Since the onset of the 2008-2009 financial crisis, the Group of Twenty (G20)—whose membership consists of systemically important advanced and emerging economies—has emerged as the principal forum for inter-governmental economic cooperation.
Together, the G20 economies account for 85% of the global economy, 80% of world trade, and two-thirds of the global population. Those simple facts underline the significant potential of the G20 as a global platform to enable international economic co-operation and policy making. The members of the G20 are Argentina, Australia, Brazil, Canada, China, France, Germany, India, Indonesia, Italy, Japan, the Republic of Korea, Mexico, Russia, Saudi Arabia, South Africa, Turkey, the United Kingdom, the United States of America, and the European Union.

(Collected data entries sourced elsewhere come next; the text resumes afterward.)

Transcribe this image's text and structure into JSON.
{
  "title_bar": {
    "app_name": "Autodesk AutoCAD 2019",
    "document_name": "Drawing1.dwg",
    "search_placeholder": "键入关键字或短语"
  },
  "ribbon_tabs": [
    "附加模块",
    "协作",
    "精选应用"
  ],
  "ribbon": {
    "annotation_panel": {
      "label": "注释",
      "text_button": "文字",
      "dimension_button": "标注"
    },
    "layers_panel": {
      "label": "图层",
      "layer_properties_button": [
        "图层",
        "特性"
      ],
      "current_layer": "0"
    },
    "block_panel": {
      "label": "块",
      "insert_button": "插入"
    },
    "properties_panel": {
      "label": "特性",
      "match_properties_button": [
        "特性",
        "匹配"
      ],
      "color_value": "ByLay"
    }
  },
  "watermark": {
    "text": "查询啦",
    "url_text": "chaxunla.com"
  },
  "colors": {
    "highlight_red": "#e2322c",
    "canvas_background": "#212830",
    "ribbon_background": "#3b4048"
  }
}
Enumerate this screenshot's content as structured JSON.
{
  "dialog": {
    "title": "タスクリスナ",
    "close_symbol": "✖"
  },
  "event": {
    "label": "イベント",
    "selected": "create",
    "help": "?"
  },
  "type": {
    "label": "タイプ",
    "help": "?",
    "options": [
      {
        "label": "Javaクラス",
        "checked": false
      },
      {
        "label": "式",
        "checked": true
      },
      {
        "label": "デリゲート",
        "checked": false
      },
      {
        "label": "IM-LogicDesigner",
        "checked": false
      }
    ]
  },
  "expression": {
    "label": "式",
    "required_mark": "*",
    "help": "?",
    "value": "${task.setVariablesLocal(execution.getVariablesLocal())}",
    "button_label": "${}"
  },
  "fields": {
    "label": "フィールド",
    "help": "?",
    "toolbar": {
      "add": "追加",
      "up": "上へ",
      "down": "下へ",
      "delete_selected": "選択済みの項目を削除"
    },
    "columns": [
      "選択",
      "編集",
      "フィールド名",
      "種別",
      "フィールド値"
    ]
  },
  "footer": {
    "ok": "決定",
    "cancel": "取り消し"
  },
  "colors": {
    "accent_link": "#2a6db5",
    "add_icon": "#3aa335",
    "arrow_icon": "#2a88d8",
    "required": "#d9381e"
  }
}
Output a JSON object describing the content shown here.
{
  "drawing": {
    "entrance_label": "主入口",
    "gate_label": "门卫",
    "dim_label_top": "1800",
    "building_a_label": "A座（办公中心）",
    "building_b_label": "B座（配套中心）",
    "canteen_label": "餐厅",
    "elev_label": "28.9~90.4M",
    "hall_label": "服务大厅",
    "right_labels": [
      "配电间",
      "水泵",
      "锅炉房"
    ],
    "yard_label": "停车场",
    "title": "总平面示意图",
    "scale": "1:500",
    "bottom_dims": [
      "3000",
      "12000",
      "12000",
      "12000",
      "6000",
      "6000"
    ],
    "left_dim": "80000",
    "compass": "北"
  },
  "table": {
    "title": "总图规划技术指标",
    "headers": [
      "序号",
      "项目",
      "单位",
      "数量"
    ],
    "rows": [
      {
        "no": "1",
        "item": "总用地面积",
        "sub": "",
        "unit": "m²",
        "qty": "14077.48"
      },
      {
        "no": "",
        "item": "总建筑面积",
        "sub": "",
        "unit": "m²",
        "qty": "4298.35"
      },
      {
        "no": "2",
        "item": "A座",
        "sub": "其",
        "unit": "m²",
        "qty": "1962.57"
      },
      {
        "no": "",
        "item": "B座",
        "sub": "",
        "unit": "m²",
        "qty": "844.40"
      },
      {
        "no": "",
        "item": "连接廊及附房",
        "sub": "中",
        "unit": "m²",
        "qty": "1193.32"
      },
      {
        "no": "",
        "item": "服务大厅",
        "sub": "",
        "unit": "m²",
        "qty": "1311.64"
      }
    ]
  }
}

The G20 was formally established on 26 September, 1999, at the Finance Ministers’ meeting of G7 (Canada, France, Germany, Italy, Japan, the United Kingdom and the United States) in the aftermath of the Asian Financial Crisis. Bringing together G20 finance ministers and central bank governors, its inaugural meeting took place on December 15-16, 1999, in Berlin. The G20 convened for the first time at the leaders’ level in Washington, D.C. on November 14-15, 2008, to respond collectively to the 2008-09 crisis in order to restore global growth, strengthen the global financial system, and reform international financial institutions.
The G20 played a key role in supporting the first stages of economic recovery and continues to promote measures to reform international financial institutions, improve financial regulation, and strengthen the global economy, through an increasingly comprehensive agenda.